The structural similarity (SSIM) index is a method to automatically predict perceived quality of images and videos. It has been getting extremely popular in the past few years. In academia, the original SSIM paper published in 2004 has received over 35,000 Google Scholar citations so far, perhaps more than any paper in the literature of video engineering. It also received an IEEE Signal Processing Society Best Paper Award, one of the most prestigious paper awards in signal processing. In industry, the SSIM algorithm received the Primetime Engineering Emmy Award, one of the most prestigious technology awards in the TV industry. In the citation by Television Academy, it says,
“SSIM is now a widely used perceptual video quality measure, used to test and refine video quality throughout the global cable and satellite TV industry, and directly affects the viewing experiences of tens of millions of viewers daily”
So what is the science behind SSIM? What made it spread so quickly and so widely?
One good reason is that there is a very strong demand for image/video quality measures, perhaps much more than most people realize. No matter what image/video processing problem you are working on, the same issues repeatedly come up: How should I evaluate the images generated from my algorithms/systems? How do I know my algorithm/system is creating an improvement between the input and output images, and by how much? How can I compare the performance of two algorithms/systems which produce different outcome images? What should my algorithms/systems optimize for? With the rapidly increasing volume of image/video data, these issues become impossible to be addressed promptly by subjective visual testing. Only a trustworthy objective image/video quality measure that can be computed instantly can resolve the problems.

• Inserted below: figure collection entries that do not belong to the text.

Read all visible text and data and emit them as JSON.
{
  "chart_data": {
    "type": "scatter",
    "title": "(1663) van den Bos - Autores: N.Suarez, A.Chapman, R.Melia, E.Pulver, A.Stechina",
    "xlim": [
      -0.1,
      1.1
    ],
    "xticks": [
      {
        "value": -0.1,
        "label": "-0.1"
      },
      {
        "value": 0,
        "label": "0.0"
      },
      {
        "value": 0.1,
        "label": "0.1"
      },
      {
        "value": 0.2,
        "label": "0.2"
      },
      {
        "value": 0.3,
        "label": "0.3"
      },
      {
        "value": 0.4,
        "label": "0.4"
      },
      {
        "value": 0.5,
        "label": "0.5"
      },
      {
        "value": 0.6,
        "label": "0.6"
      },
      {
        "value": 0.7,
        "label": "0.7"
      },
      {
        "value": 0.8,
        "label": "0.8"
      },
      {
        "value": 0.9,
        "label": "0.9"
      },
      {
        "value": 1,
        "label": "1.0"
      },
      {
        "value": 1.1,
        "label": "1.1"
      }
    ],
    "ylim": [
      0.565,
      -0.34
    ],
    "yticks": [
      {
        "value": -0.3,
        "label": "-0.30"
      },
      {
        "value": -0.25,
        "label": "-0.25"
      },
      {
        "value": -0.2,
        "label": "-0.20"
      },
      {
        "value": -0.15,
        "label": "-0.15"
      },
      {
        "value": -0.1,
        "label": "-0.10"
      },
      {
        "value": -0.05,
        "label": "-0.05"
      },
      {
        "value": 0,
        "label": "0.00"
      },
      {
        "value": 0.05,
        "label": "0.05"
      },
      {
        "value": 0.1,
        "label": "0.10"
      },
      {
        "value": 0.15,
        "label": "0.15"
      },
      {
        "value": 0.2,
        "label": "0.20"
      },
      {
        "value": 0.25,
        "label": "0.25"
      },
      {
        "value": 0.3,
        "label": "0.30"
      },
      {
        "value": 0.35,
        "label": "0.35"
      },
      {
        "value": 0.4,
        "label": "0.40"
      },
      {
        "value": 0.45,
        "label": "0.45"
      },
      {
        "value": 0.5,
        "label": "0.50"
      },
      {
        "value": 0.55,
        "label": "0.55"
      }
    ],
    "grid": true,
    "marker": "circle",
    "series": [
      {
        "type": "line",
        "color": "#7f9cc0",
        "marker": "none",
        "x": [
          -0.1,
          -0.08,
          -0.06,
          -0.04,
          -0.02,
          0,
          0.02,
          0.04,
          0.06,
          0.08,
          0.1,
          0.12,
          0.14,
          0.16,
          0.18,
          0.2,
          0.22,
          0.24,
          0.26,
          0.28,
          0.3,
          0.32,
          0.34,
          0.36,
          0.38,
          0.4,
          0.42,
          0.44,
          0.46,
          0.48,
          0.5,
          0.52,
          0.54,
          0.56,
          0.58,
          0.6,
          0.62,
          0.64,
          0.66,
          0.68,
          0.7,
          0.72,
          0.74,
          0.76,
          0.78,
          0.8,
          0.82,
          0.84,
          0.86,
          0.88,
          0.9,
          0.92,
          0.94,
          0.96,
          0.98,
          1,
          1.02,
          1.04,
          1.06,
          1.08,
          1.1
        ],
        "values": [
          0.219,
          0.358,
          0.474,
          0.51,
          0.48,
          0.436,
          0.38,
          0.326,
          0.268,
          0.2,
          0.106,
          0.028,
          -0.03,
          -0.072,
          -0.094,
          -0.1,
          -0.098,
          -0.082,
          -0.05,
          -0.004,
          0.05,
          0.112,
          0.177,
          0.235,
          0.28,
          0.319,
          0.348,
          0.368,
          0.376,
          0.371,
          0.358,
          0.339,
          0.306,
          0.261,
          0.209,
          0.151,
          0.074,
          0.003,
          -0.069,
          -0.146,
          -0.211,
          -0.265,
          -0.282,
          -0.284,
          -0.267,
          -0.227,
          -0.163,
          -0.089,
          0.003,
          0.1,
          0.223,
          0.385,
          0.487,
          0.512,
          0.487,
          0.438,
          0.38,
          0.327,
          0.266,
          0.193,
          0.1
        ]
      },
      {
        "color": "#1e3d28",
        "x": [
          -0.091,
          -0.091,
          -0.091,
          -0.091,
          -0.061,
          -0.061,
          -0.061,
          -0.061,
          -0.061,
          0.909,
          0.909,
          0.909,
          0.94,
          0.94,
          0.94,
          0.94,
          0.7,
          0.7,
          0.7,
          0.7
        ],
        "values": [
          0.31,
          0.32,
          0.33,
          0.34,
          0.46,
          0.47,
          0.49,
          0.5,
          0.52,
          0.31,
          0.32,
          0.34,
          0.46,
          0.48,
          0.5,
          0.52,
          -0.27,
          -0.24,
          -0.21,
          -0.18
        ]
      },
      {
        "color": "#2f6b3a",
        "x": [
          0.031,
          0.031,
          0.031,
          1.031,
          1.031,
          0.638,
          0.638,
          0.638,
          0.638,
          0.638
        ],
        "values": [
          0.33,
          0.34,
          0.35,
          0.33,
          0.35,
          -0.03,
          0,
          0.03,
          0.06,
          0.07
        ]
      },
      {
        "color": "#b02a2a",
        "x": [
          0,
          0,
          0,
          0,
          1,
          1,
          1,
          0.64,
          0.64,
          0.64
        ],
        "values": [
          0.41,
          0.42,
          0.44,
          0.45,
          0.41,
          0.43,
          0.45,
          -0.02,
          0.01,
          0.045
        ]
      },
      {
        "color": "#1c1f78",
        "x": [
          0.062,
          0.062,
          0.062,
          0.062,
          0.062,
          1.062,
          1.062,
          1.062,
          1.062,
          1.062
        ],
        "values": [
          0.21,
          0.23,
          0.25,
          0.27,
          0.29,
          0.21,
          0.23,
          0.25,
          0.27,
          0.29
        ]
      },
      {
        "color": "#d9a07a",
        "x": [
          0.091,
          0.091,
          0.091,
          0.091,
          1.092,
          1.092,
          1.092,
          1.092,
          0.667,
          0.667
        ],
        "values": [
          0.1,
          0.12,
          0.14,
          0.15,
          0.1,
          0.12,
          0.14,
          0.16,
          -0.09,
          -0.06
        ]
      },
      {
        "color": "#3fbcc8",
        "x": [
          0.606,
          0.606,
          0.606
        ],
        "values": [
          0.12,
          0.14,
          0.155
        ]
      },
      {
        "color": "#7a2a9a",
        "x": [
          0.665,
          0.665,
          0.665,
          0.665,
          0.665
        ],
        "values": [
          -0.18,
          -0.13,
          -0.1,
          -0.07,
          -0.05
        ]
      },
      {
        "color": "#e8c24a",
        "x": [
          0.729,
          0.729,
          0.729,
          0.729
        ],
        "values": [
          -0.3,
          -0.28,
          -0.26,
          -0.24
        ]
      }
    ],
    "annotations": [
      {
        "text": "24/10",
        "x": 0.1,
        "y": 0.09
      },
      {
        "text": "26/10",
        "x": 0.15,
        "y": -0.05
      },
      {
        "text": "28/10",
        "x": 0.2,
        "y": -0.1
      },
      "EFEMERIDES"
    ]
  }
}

While the reasoning above is sound, it does not explain what’s special about SSIM, because any good objective quality measure would do the job. To understand it better, we’d need to go back to the first few years after the new millennium when the SSIM idea was initialized. At that time, there had already been some significant work done in the area, but a common belief was that predicting visual perception of image quality is an extremely complicated problem. To achieve the goal, one has to have a comprehensive understanding of the computational mechanisms in the visual pathway, to which a vast psychophysical and physiological vision literature has been dedicated to, but could still only understand very little (even now). In the engineering world, the computational models used to assess video quality were so complicated, such that people needed to make ASIC chips to perform the computation, and the equipment could cost 10s or 100s of thousands of dollars, but could assess only small samples of video segments, and not in real-time. Moreover, even for these complicated vision-based models, many people were still questioning if they are providing valuable visual quality predictions at all. A good example is the first independent test done by video quality experts group (VQEG) in 2000, where all advanced models performed equivalently to MSE/PSNR. At that time, it seemed that the only way to improve was either to make the models even more complicated, so as to capture more visual features in more precise ways, or to reduce the problem to specific applications, so that a number of objective models may be developed, each targeting at only a specific type of distortions.
Having the above in mind, it becomes much easier to understand why SSIM surprised people when it was first published. First, SSIM is not constructed to directly implement any psychological or physiological vision model. Instead, it makes a simple assumption about the overall functionality of the visual system, i.e., to extract structural information from the visual scene. It then attempts to capture structural and non-structural distortions separately before combing them. Before SSIM, very few efforts had been made to challenge the general principle in the design of image quality models, and most people did not believe predicting image quality is ever possible without knowing how the neurons work. Second, the SSIM formula looks quite different from any image quality assessment method or any biological vision model at that time, and the computation is simple and fast, much faster than state-of-the-art approaches back then. Third, the SSIM algorithm (together with its earlier version, the universal image quality index) was presented with striking demonstrations, where images undergoing very different types of distortions but with the same MSE/PSNE value have drastically different visual quality, and such quality variations are well predicted by SSIM. Fourth, despite its simplicity, SSIM gives much better image quality predictions than other complicated methods when tested using subject-rated image databases available back then. All of the above makes SSIM very special. More importantly, with SSIM, suddenly we find that we are getting much closer to deploying highly efficient and highly effective automated image quality assessment systems in the real world.
The success of SSIM played an important role in stimulating a large body of research work on image quality assessment in the past ten years. Like SSIM, many of the newly proposed approaches do not strictly follow biological vision models. A large number of researchers with diverse background are attracted to the field, and more and more Ph.D. these are dedicated to image quality problems. As such, the diversity in the design methodologies of image quality assessment models has been largely enriched.
To summarize the main point of this blog in one sentence: SSIM became popular because, for the first time, it made people believe that a shortcut to a seemingly extremely complicated problem may indeed exist.
Having said the above, we do not mean to say that SSIM is the only shortcut, or SSIM is the ultimate solution in practice. Rather, SSIM is a highly visible milestone in the middle of a long journey, from which great effort is still needed to develop more advanced models that better fit the practice. To achieve the goal, we’d first need to have a clear understanding of the limitations of SSIM, which will be a topic of our future blogs.